The S Corporation and the Sole Proprietorship: Why They Matter for Tax Purposes
In the United States of America (USA), organizations usually take the form of corporations, limited liability companies, partnerships, S corporations and sole proprietorships. An organization’s owner decides on the form of the organization after carefully considering the applicable tax and legal criteria, inter alia. Such considerations have resulted in the S corporation and the sole proprietorship being two of the most common types of organization in the USA.
An S corporation is an entity that is formed and taxed on the basis of Subchapter S of the Internal Revenue Code’s Chapter 1, whereas a sole proprietorship is an unincorporated entity for which tax liabilities vary according to the income of the sole proprietor. Legally, the S corporation has a structure that is similar to that of a standard corporation: shareholders’ rights and responsibilities are separate from the S corporation’s rights and responsibilities. Unlike the standard corporation, the S corporation has no obligation to pay federal corporate tax; the S corporation’s shareholders are individually responsible for their share of any tax liability attributable to the entity. The sole proprietorship’s tax liability is easily determined because no legal distinction is made between the sole proprietorship and the sole proprietor: the sole proprietor’s income or loss is the sole proprietorship’s and any applicable tax liabilities are determined in this context.
With the S corporation being exempt from any federal corporate tax, its shareholders must declare their proportion of the entity’s income or losses in their individual income tax filings; any related deductions and credits are treated similarly. Individual income tax rates apply in the assessment of each shareholder’s tax liability. If S corporations retain their profits as working capital, such profits are deemed to be distributed to the shareholders and are subject to tax. Consequently, each shareholder may be taxed for income they did not actually receive. The taxing of the S corporations’ profits, via the shareholders, means that these organizations’ corporate income and dividends are at no risk of double taxation. This taxation mechanism does not eliminate the S corporation’s obligation to pay taxes concerning federal unemployment, the Federal Insurance Contributions Act, passive income and specified capital gains.

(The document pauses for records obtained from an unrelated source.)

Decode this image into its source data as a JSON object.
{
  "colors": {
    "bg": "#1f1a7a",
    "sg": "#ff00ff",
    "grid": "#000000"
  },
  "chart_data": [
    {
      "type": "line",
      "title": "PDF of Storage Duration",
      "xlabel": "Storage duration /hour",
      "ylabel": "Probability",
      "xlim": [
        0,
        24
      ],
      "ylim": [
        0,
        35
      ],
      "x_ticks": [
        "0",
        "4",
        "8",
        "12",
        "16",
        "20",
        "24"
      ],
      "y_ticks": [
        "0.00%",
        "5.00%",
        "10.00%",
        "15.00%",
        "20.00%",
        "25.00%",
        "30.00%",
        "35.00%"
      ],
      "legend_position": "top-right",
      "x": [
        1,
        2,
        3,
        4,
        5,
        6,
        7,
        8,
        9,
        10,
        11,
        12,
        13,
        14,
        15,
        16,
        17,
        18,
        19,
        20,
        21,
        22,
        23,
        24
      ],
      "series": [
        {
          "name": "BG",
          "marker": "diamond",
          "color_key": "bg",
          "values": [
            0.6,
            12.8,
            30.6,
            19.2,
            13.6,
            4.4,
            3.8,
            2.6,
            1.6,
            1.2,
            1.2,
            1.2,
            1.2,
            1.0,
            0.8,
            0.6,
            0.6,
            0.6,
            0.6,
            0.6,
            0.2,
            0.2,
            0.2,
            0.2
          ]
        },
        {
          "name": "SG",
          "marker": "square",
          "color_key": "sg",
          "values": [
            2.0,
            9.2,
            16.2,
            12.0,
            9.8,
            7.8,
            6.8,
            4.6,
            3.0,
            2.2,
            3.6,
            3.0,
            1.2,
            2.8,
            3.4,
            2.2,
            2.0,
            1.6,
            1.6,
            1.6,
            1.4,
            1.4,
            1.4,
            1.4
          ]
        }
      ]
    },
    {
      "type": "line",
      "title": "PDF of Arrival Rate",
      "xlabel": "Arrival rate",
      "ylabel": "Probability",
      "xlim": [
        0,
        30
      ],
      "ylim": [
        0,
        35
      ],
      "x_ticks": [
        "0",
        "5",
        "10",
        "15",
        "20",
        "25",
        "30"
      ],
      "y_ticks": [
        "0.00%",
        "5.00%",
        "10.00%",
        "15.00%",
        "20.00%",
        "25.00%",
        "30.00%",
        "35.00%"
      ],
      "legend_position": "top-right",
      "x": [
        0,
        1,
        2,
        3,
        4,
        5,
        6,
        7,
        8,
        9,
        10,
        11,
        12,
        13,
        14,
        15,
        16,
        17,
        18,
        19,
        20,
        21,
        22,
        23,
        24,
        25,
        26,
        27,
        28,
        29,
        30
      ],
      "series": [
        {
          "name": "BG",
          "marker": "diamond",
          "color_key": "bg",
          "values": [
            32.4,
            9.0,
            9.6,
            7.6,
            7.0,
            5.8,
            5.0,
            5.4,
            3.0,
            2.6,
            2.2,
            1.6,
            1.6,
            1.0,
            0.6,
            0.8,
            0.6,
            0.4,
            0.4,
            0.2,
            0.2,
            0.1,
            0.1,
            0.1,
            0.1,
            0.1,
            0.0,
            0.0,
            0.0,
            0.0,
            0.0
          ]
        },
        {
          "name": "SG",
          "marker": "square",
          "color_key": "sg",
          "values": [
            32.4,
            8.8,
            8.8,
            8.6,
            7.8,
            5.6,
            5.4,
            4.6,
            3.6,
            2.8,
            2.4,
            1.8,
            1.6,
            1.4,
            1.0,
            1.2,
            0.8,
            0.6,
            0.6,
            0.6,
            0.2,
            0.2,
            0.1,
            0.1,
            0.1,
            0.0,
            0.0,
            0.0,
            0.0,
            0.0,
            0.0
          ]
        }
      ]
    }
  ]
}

Taxes paid by sole proprietorships include
federal income taxes,
state income, excise, franchise and sales taxes,
unemployment tax and
For the purposes of federal income tax, the sole proprietorship’s tax computation is a straightforward matter since no distinction is made between the sole proprietor and the entity. A sole proprietor uses the Internal Revenue Service’s Form 1040 and the supporting Schedule C to report the sole proprietorship’s income or losses and any tax liability. In this exercise, losses from the sole proprietorship can offset income from other sources and thereby help to reduce the income tax liability.
For the purposes of federal income tax, the S Corporation and the Sole Proprietorship matter because they help to minimize corporate and individual tax liabilities whilst contributing to the national economy. Additionally, the S-Corporation’s tax regime eliminates risks of double taxation.